Sopratutto non esiste un centro. Stanno cercando di crearne uno nuovo di zecca nella scomparsa Potsdamer Platz, la piazza distrutta dalla costruzione del muro. Si tratta però di un luogo fantasmagorico e bizzarro, che ben rappresenta la Berlino di oggi. È un’area fluttuante, composta da più nuclei su una superficie molto estesa (e non hanno ancora finito…). Chi la percorre è invitato a continui cambi di prospettiva e impressioni: spazi chiusi, aperti, verdi, acquatici, circolari, verticali, trasparenti, pieni, colorati. Una vertigine per i sensi.
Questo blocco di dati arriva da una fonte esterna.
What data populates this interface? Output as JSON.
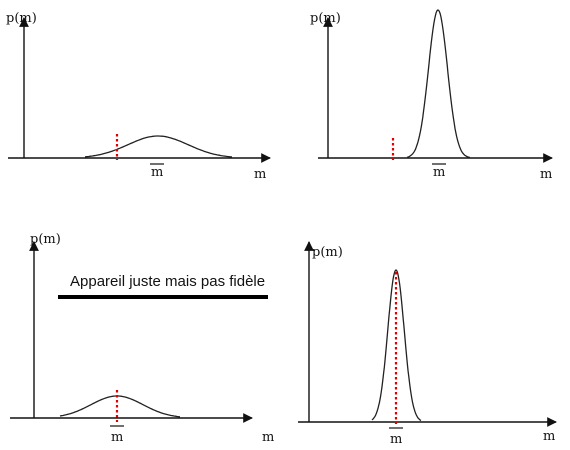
{
  "colors": {
    "axis": "#111111",
    "curve": "#222222",
    "marker": "#e00000",
    "caption_rule": "#000000"
  },
  "panels": [
    {
      "id": "top-left",
      "y_label": "p(m)",
      "x_label": "m",
      "mean_label": "m",
      "shape": "wide-low",
      "marker_offset_from_mean": "left",
      "description": ""
    },
    {
      "id": "top-right",
      "y_label": "p(m)",
      "x_label": "m",
      "mean_label": "m",
      "shape": "narrow-tall",
      "marker_offset_from_mean": "left-far",
      "description": ""
    },
    {
      "id": "bottom-left",
      "y_label": "p(m)",
      "x_label": "m",
      "mean_label": "m",
      "shape": "wide-low",
      "marker_offset_from_mean": "on-mean",
      "description": "Appareil juste mais pas fidèle"
    },
    {
      "id": "bottom-right",
      "y_label": "p(m)",
      "x_label": "m",
      "mean_label": "m",
      "shape": "narrow-tall",
      "marker_offset_from_mean": "on-mean",
      "description": ""
    }
  ]
}
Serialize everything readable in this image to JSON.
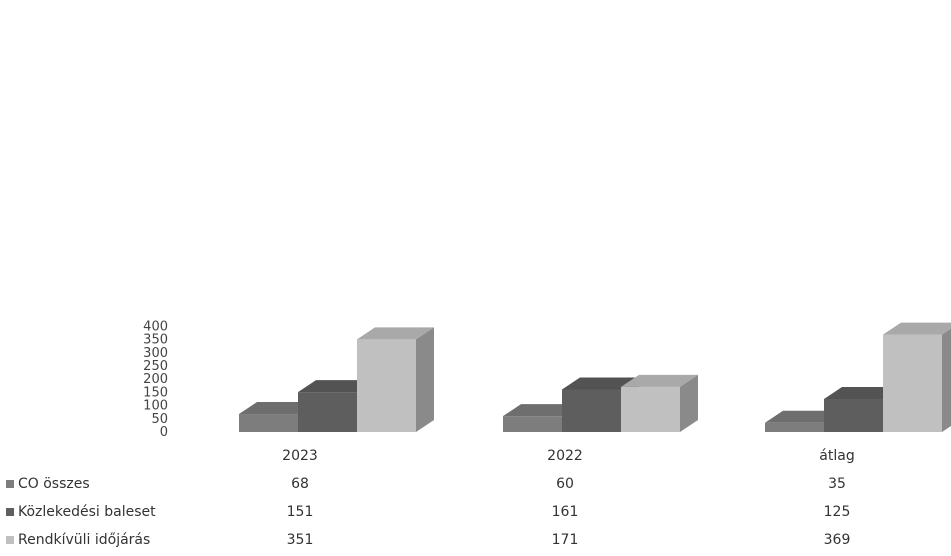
{
  "colors": {
    "CO összes": "#7d7d7d",
    "Közlekedési baleset": "#5e5e5e",
    "Rendkívüli időjárás": "#c0c0c0"
  },
  "chart_data": {
    "type": "bar",
    "title": "",
    "xlabel": "",
    "ylabel": "",
    "ylim": [
      0,
      400
    ],
    "yticks": [
      0,
      50,
      100,
      150,
      200,
      250,
      300,
      350,
      400
    ],
    "grid": false,
    "categories": [
      "2023",
      "2022",
      "átlag"
    ],
    "series": [
      {
        "name": "CO összes",
        "values": [
          68,
          60,
          35
        ]
      },
      {
        "name": "Közlekedési baleset",
        "values": [
          151,
          161,
          125
        ]
      },
      {
        "name": "Rendkívüli időjárás",
        "values": [
          351,
          171,
          369
        ]
      }
    ],
    "legend": "data-table-left"
  }
}
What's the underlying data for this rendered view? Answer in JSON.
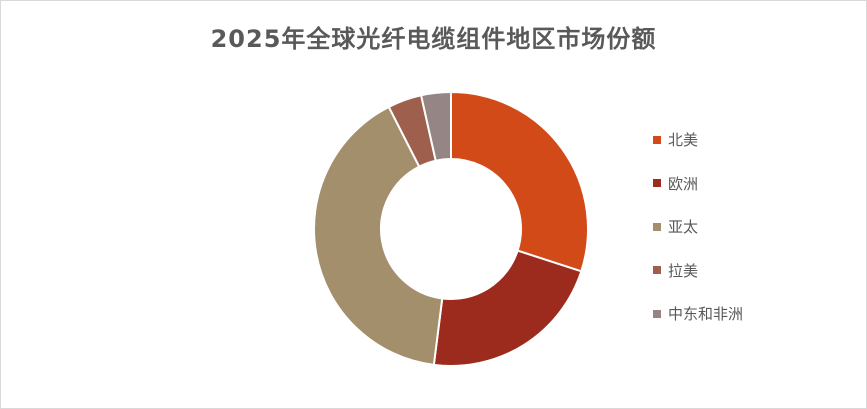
{
  "chart_data": {
    "type": "pie",
    "subtype": "donut",
    "title": "2025年全球光纤电缆组件地区市场份额",
    "categories": [
      "北美",
      "欧洲",
      "亚太",
      "拉美",
      "中东和非洲"
    ],
    "values": [
      30,
      22,
      40.5,
      4,
      3.5
    ],
    "unit": "%",
    "colors": [
      "#D24A17",
      "#9C2B1E",
      "#A38F6B",
      "#9E5F4D",
      "#958585"
    ],
    "legend": "right"
  }
}
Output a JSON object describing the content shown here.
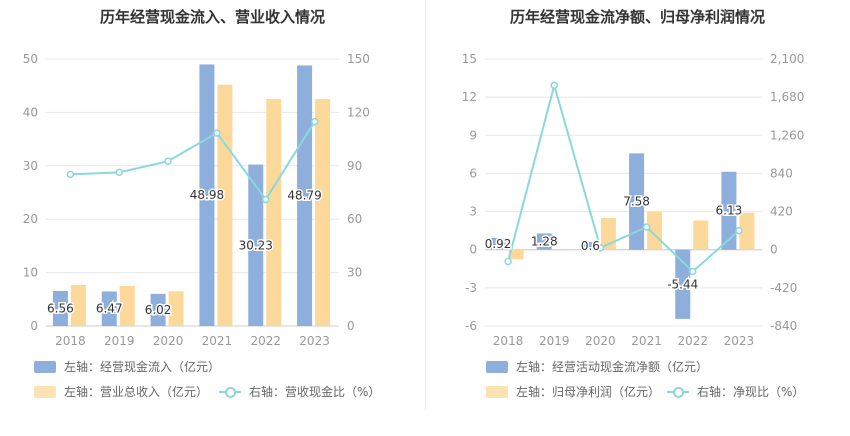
{
  "colors": {
    "bar1": "#8eaedc",
    "bar2": "#fdd89b",
    "line": "#8ad8dc",
    "grid": "#e8e8e8",
    "axis": "#999999"
  },
  "chart_data": [
    {
      "type": "bar",
      "title": "历年经营现金流入、营业收入情况",
      "categories": [
        "2018",
        "2019",
        "2020",
        "2021",
        "2022",
        "2023"
      ],
      "left_axis": {
        "ticks": [
          "0",
          "10",
          "20",
          "30",
          "40",
          "50"
        ],
        "ylim": [
          0,
          50
        ]
      },
      "right_axis": {
        "ticks": [
          "0",
          "30",
          "60",
          "90",
          "120",
          "150"
        ],
        "ylim": [
          0,
          150
        ]
      },
      "series": [
        {
          "name": "左轴：经营现金流入（亿元）",
          "type": "bar",
          "axis": "left",
          "values": [
            6.56,
            6.47,
            6.02,
            48.98,
            30.23,
            48.79
          ],
          "labels": [
            "6.56",
            "6.47",
            "6.02",
            "48.98",
            "30.23",
            "48.79"
          ]
        },
        {
          "name": "左轴：营业总收入（亿元）",
          "type": "bar",
          "axis": "left",
          "values": [
            7.7,
            7.5,
            6.5,
            45.2,
            42.5,
            42.5
          ]
        },
        {
          "name": "右轴：营收现金比（%）",
          "type": "line",
          "axis": "right",
          "values": [
            85.2,
            86.3,
            92.6,
            108.4,
            71.1,
            114.8
          ]
        }
      ]
    },
    {
      "type": "bar",
      "title": "历年经营现金流净额、归母净利润情况",
      "categories": [
        "2018",
        "2019",
        "2020",
        "2021",
        "2022",
        "2023"
      ],
      "left_axis": {
        "ticks": [
          "-6",
          "-3",
          "0",
          "3",
          "6",
          "9",
          "12",
          "15"
        ],
        "ylim": [
          -6,
          15
        ]
      },
      "right_axis": {
        "ticks": [
          "-840",
          "-420",
          "0",
          "420",
          "840",
          "1,260",
          "1,680",
          "2,100"
        ],
        "ylim": [
          -840,
          2100
        ]
      },
      "series": [
        {
          "name": "左轴：经营活动现金流净额（亿元）",
          "type": "bar",
          "axis": "left",
          "values": [
            0.92,
            1.28,
            0.6,
            7.58,
            -5.44,
            6.13
          ],
          "labels": [
            "0.92",
            "1.28",
            "0.6",
            "7.58",
            "-5.44",
            "6.13"
          ]
        },
        {
          "name": "左轴：归母净利润（亿元）",
          "type": "bar",
          "axis": "left",
          "values": [
            -0.75,
            0.05,
            2.5,
            3.0,
            2.3,
            2.9
          ]
        },
        {
          "name": "右轴：净现比（%）",
          "type": "line",
          "axis": "right",
          "values": [
            -130,
            1810,
            20,
            250,
            -240,
            210
          ]
        }
      ]
    }
  ]
}
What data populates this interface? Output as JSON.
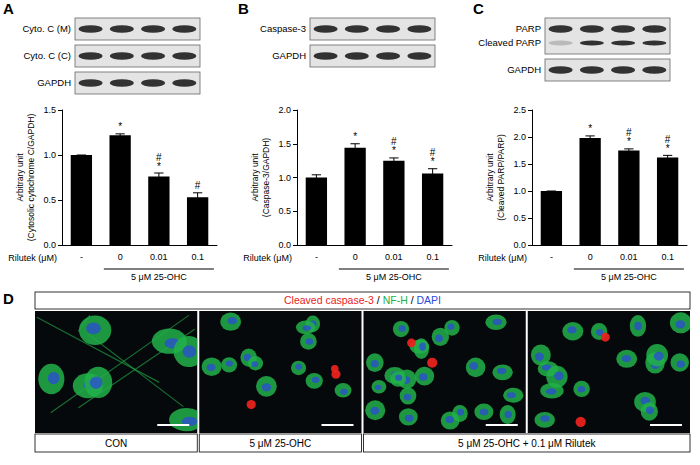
{
  "chart_data": [
    {
      "panel": "A",
      "type": "bar",
      "blot": [
        [
          "Cyto. C (M)"
        ],
        [
          "Cyto. C (C)"
        ],
        [
          "GAPDH"
        ]
      ],
      "categories": [
        "-",
        "0",
        "0.01",
        "0.1"
      ],
      "x_label": "Rilutek (μM)",
      "group": {
        "label": "5 μM 25-OHC",
        "categories": [
          "0",
          "0.01",
          "0.1"
        ]
      },
      "y_label": [
        "Arbitrary unit",
        "(Cytosolic cytochrome C/GAPDH)"
      ],
      "values": [
        1.0,
        1.22,
        0.76,
        0.53
      ],
      "errors": [
        0,
        0.015,
        0.04,
        0.05
      ],
      "significance": [
        null,
        [
          "*"
        ],
        [
          "#",
          "*"
        ],
        [
          "#"
        ]
      ],
      "ylim": [
        0,
        1.5
      ],
      "yticks": [
        {
          "value": 0,
          "label": "0.0"
        },
        0.5,
        {
          "value": 1,
          "label": "1.0"
        },
        1.5
      ],
      "color": "#000000",
      "grid": false
    },
    {
      "panel": "B",
      "type": "bar",
      "blot": [
        [
          "Caspase-3"
        ],
        [
          "GAPDH"
        ]
      ],
      "categories": [
        "-",
        "0",
        "0.01",
        "0.1"
      ],
      "x_label": "Rilutek (μM)",
      "group": {
        "label": "5 μM 25-OHC",
        "categories": [
          "0",
          "0.01",
          "0.1"
        ]
      },
      "y_label": [
        "Arbitrary unit",
        "(Caspase-3/GAPDH)"
      ],
      "values": [
        1.0,
        1.44,
        1.25,
        1.06
      ],
      "errors": [
        0.04,
        0.06,
        0.04,
        0.07
      ],
      "significance": [
        null,
        [
          "*"
        ],
        [
          "#",
          "*"
        ],
        [
          "#",
          "*"
        ]
      ],
      "ylim": [
        0,
        2
      ],
      "yticks": [
        {
          "value": 0,
          "label": "0.0"
        },
        0.5,
        {
          "value": 1,
          "label": "1.0"
        },
        1.5,
        {
          "value": 2,
          "label": "2.0"
        }
      ],
      "color": "#000000",
      "grid": false
    },
    {
      "panel": "C",
      "type": "bar",
      "blot": [
        [
          "PARP",
          "Cleaved PARP"
        ],
        [
          "GAPDH"
        ]
      ],
      "categories": [
        "-",
        "0",
        "0.01",
        "0.1"
      ],
      "x_label": "Rilutek (μM)",
      "group": {
        "label": "5 μM 25-OHC",
        "categories": [
          "0",
          "0.01",
          "0.1"
        ]
      },
      "y_label": [
        "Arbitrary unit",
        "(Cleaved PARP/PARP)"
      ],
      "values": [
        1.0,
        1.98,
        1.75,
        1.62
      ],
      "errors": [
        0,
        0.04,
        0.03,
        0.04
      ],
      "significance": [
        null,
        [
          "*"
        ],
        [
          "#",
          "*"
        ],
        [
          "#",
          "*"
        ]
      ],
      "ylim": [
        0,
        2.5
      ],
      "yticks": [
        {
          "value": 0,
          "label": "0.0"
        },
        0.5,
        {
          "value": 1,
          "label": "1.0"
        },
        1.5,
        {
          "value": 2,
          "label": "2.0"
        },
        2.5
      ],
      "color": "#000000",
      "grid": false
    }
  ],
  "panel_d": {
    "panel": "D",
    "stain_legend": [
      {
        "text": "Cleaved caspase-3",
        "color": "#e8231e"
      },
      {
        "text": "NF-H",
        "color": "#22b04a"
      },
      {
        "text": "DAPI",
        "color": "#2b4bd8"
      }
    ],
    "separator": "/",
    "conditions": [
      {
        "label": "CON",
        "images": 1
      },
      {
        "label": "5 μM 25-OHC",
        "images": 1
      },
      {
        "label": "5 μM 25-OHC + 0.1 μM Rilutek",
        "images": 2
      }
    ]
  }
}
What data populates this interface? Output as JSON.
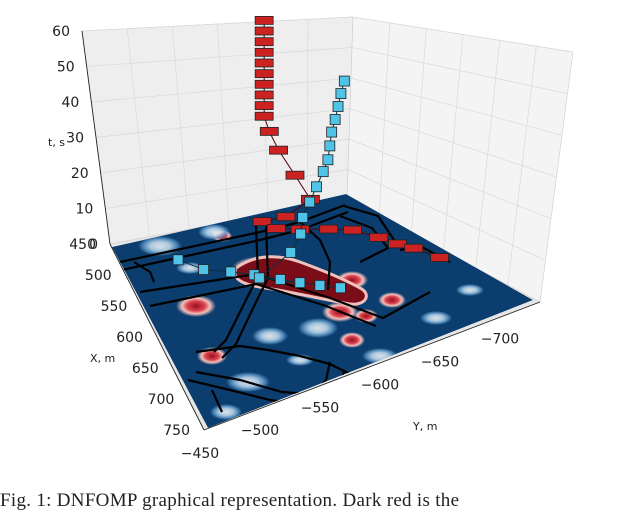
{
  "chart_data": {
    "type": "3d-trajectory",
    "title": "",
    "axes": {
      "t": {
        "label": "t, s",
        "ticks": [
          0,
          10,
          20,
          30,
          40,
          50,
          60
        ],
        "lim": [
          0,
          60
        ]
      },
      "x": {
        "label": "X, m",
        "ticks": [
          450,
          500,
          550,
          600,
          650,
          700,
          750
        ],
        "lim": [
          450,
          750
        ]
      },
      "y": {
        "label": "Y, m",
        "ticks": [
          -450,
          -500,
          -550,
          -600,
          -650,
          -700
        ],
        "lim": [
          -450,
          -730
        ]
      }
    },
    "colors": {
      "red_agent": "#cc2222",
      "blue_agent": "#4fc3e8",
      "map_background": "#0b3d6e",
      "obstacle": "#7a0d17"
    },
    "series": [
      {
        "color": "red",
        "points": [
          {
            "x": 470,
            "y": -620,
            "t": 58
          },
          {
            "x": 470,
            "y": -620,
            "t": 55
          },
          {
            "x": 470,
            "y": -620,
            "t": 52
          },
          {
            "x": 470,
            "y": -620,
            "t": 49
          },
          {
            "x": 470,
            "y": -620,
            "t": 46
          },
          {
            "x": 470,
            "y": -620,
            "t": 43
          },
          {
            "x": 470,
            "y": -620,
            "t": 40
          },
          {
            "x": 470,
            "y": -620,
            "t": 37
          },
          {
            "x": 470,
            "y": -620,
            "t": 34
          },
          {
            "x": 470,
            "y": -620,
            "t": 31
          },
          {
            "x": 480,
            "y": -620,
            "t": 28
          },
          {
            "x": 498,
            "y": -620,
            "t": 25
          },
          {
            "x": 530,
            "y": -620,
            "t": 22
          },
          {
            "x": 560,
            "y": -620,
            "t": 19
          },
          {
            "x": 560,
            "y": -595,
            "t": 16
          },
          {
            "x": 540,
            "y": -580,
            "t": 13
          },
          {
            "x": 540,
            "y": -595,
            "t": 10
          },
          {
            "x": 540,
            "y": -620,
            "t": 8
          },
          {
            "x": 540,
            "y": -650,
            "t": 6
          },
          {
            "x": 540,
            "y": -675,
            "t": 4
          },
          {
            "x": 560,
            "y": -690,
            "t": 3
          },
          {
            "x": 575,
            "y": -700,
            "t": 2
          },
          {
            "x": 585,
            "y": -710,
            "t": 1
          },
          {
            "x": 610,
            "y": -720,
            "t": 0
          }
        ]
      },
      {
        "color": "blue",
        "points": [
          {
            "x": 495,
            "y": -510,
            "t": 0
          },
          {
            "x": 525,
            "y": -525,
            "t": 1
          },
          {
            "x": 545,
            "y": -545,
            "t": 2
          },
          {
            "x": 565,
            "y": -560,
            "t": 3
          },
          {
            "x": 590,
            "y": -575,
            "t": 4
          },
          {
            "x": 610,
            "y": -585,
            "t": 5
          },
          {
            "x": 630,
            "y": -595,
            "t": 6
          },
          {
            "x": 650,
            "y": -605,
            "t": 7
          },
          {
            "x": 600,
            "y": -550,
            "t": 8
          },
          {
            "x": 580,
            "y": -590,
            "t": 9
          },
          {
            "x": 560,
            "y": -610,
            "t": 10
          },
          {
            "x": 545,
            "y": -620,
            "t": 12
          },
          {
            "x": 540,
            "y": -630,
            "t": 15
          },
          {
            "x": 535,
            "y": -640,
            "t": 18
          },
          {
            "x": 530,
            "y": -650,
            "t": 21
          },
          {
            "x": 530,
            "y": -655,
            "t": 24
          },
          {
            "x": 525,
            "y": -660,
            "t": 27
          },
          {
            "x": 520,
            "y": -665,
            "t": 30
          },
          {
            "x": 518,
            "y": -670,
            "t": 33
          },
          {
            "x": 515,
            "y": -675,
            "t": 36
          },
          {
            "x": 512,
            "y": -680,
            "t": 39
          },
          {
            "x": 510,
            "y": -685,
            "t": 42
          }
        ]
      }
    ]
  },
  "caption": "Fig. 1: DNFOMP graphical representation. Dark red is the"
}
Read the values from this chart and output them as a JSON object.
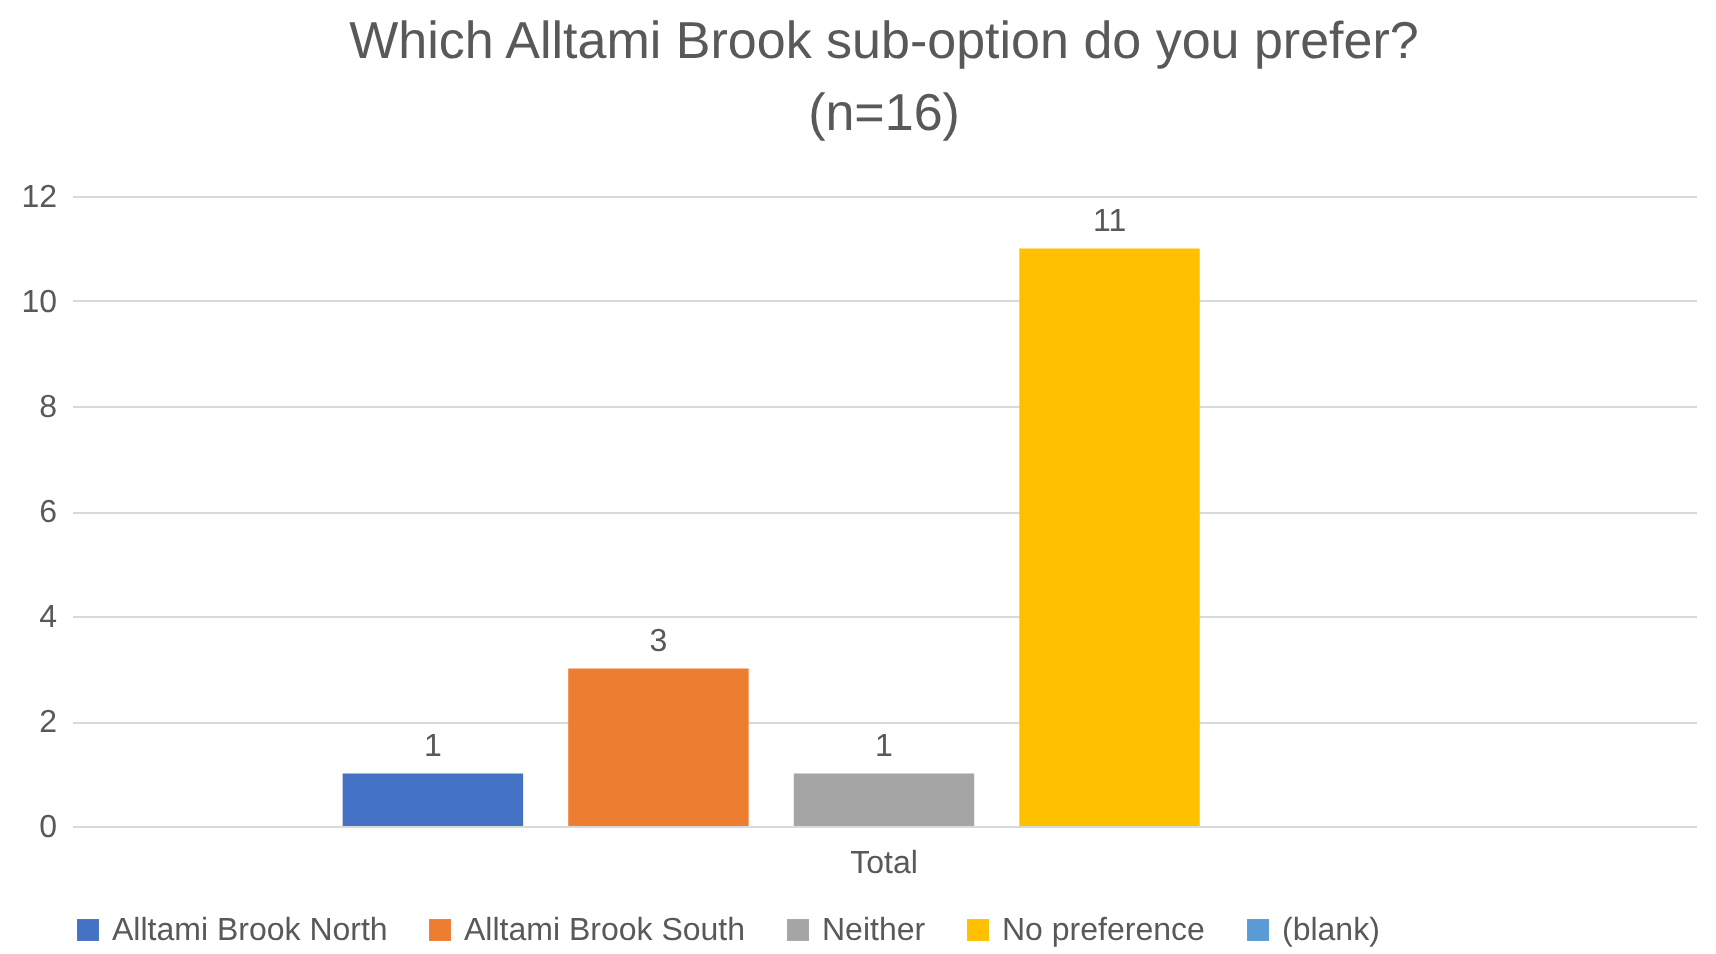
{
  "chart_data": {
    "type": "bar",
    "title": [
      "Which Alltami Brook sub-option do you prefer?",
      "(n=16)"
    ],
    "categories": [
      "Total"
    ],
    "series": [
      {
        "name": "Alltami Brook North",
        "color": "#4472c4",
        "values": [
          1
        ]
      },
      {
        "name": "Alltami Brook South",
        "color": "#ed7d31",
        "values": [
          3
        ]
      },
      {
        "name": "Neither",
        "color": "#a5a5a5",
        "values": [
          1
        ]
      },
      {
        "name": "No preference",
        "color": "#ffc000",
        "values": [
          11
        ]
      },
      {
        "name": "(blank)",
        "color": "#5b9bd5",
        "values": [
          null
        ]
      }
    ],
    "ylim": [
      0,
      12
    ],
    "yticks": [
      0,
      2,
      4,
      6,
      8,
      10,
      12
    ],
    "grid": "y",
    "legend": "bottom",
    "data_labels": true
  }
}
Girando per le strade si avverte spesso una sensazione di precarietà e distanza.
Unica certezza: chi torna a Berlino non la troverà mai uguale alla volta precedente.

Potsdamer Platz

giovedì 10 maggio 2007

Gita al faro

Un po' a corto di spunti escursionistici, Elena ed io proseguiamo l'esplorazione del monte di Portofino.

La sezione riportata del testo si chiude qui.